Teenager with Altitude Fell Race April 21st 2018

Most endurance runners look forward to April as an exciting month in the calendar. Light nights for more training, the start of the track and field season and the London Marathon. For me it is time to start getting back onto the Lake District fells. Highlight of the month for the last few years has been the Anniversary Waltz (11.5 miles and 3,600 feet of climbing) and its rather twisted older sibling the Teenager with Altitude (15.4 miles and 7,600 feet of climbing). Both were coming to an end this year after the death of co-organiser Steve Cliff. Steve raised over £750,000 to fight Motor Neurone Disease which took his life in January.

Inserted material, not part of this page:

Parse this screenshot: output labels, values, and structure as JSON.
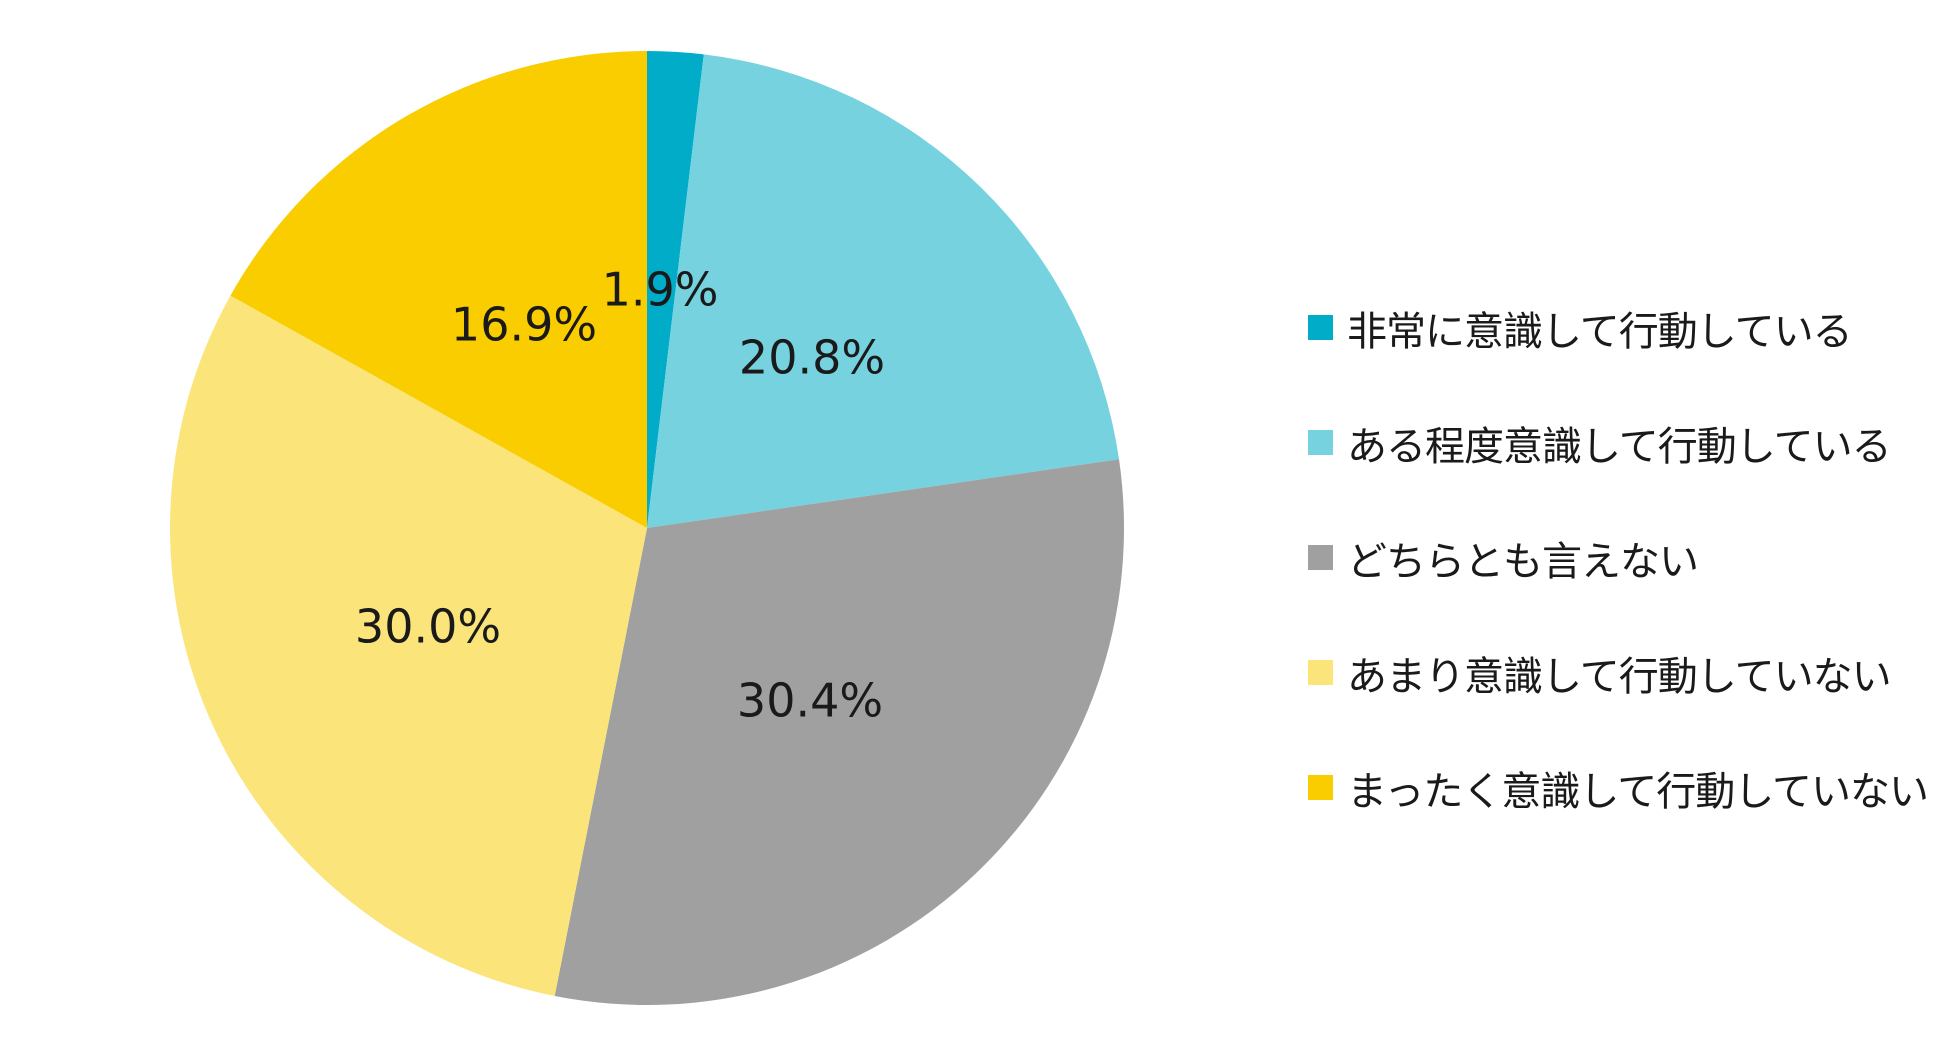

Only three weeks before the race there had been snow on the ground in Stanley. Now the weather was expected to be over 20 degrees throughout the race and only one checkpoint along the route with water. As I filled my bag the night before I was nervous about acclimatising to the heat and studied my map to ensure I knew where the streams where my water bottle could be refilled were located.

We arrived in the beautiful Newlands Valley on a bright sunny morning. Race kit on, sun cream rubbed in and final bag check over I jogged to the race HQ. After the ritual of number collection, kit check and safety briefing the run was underway. After a long walk up Causey Pike in the first mile it was a relief to reach the check point at the top, only to veer from the ridge line down the side of the mountain. Two checkpoints later and an undulating detour we reached Grasmoor the highest peak on the race at 852 feet. After just over two hours I reached the Newlands Hause checkpoint about half an hour before the cut off time and greedily filled my bottle with fresh water.

The second half of the race was more familiar to me, but I began to struggle in the heat and found it much more difficult than other times I have run similar routes. As always, the big climb to Robinson was energy sapping and I needed more water supplies from a slow stream near Dalehead Tarn. I was slowing down and there was nothing I could do about it. I overtook a few of the slower runners completing the Anniversary Waltz on the way to Catbells.
After fifteen miles I could have done without the hundreds of tourists enjoying a day out on Catbells but safely navigated I pushed on down the steep grassy slopes and finished the race in a disappointing 4.25.40 (winner’s time 2.46.54) feeling dehydrated, hungry and drained. My watch said 16.6 miles. I’m not sure where the extra distance came from.
Chauffeur for the day Jason Taylor, who had run the Anniversary Waltz, said I looked awful so job done as far as I’m concerned. I would love to do it again and hope someone else takes it on next year.